Die Namen für atlantische Tief- und Hochdruckgebiete, die das Wetter in Mitteleuropa beeinflussen, werden vom Meteorologischen Institut der Freien Universität Berlin vergeben. Diese Namen werden von den Medien in Deutschland und einigen Nachbarstaaten verwendet, so wurde der Sturm etwa in Polen mit der polnischen Form des Namens Xaver bezeichnet, Ksawery. In Schweden werden Sturmsysteme nach dem Namenstag des Datums ihres Eintreffens in Schweden benannt, abwechselnd männlich und weiblich, sodass dieser Orkan vom Sveriges meteorologiska och hydrologiska institut (SMHI) den Namen Sven erhielt. Das Danmarks Meteorologiske Institut (DMI) vergab erstmals für diesen Orkan einen Namen, nämlich Bodil.[2] In den Medien wurde vereinzelt auch aufgrund des Datums 5./6. Dezember Nikolaus-Orkan,[3] auch etwa niederländisch Sinterklaasstorm,[4] verwendet.

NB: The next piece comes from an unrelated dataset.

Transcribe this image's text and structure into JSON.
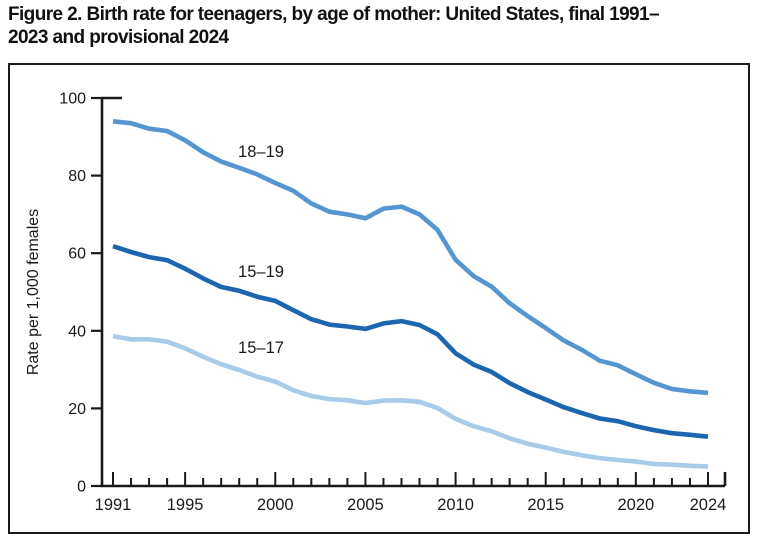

Es war das zweite Mal, dass ein Tiefdruckgebiet mit dem Namen Xaver sich zu einem Orkan entwickelte, doch 2011 lag die Zugbahn weiter nördlich, sodass der Sturm zwar als Orkan Berit in Skandinavien Schäden anrichtete, in den deutschsprachigen Medien jedoch keine Beachtung fand.
Das Atlantiktief Xaver entstand südlich von Grönland auf dem offenen Meer.[5] Am Donnerstag, dem 5. Dezember richteten Stürme in Großbritannien Verwüstungen an. Am Nachmittag des 5. Dezembers 2013,[6] erreichte der Orkan die deutsche, niederländische und auch dänische Nordseeküste. An diesem und am nächsten Tag trafen drei schwere Sturmfluten die Küsten des Festlandes.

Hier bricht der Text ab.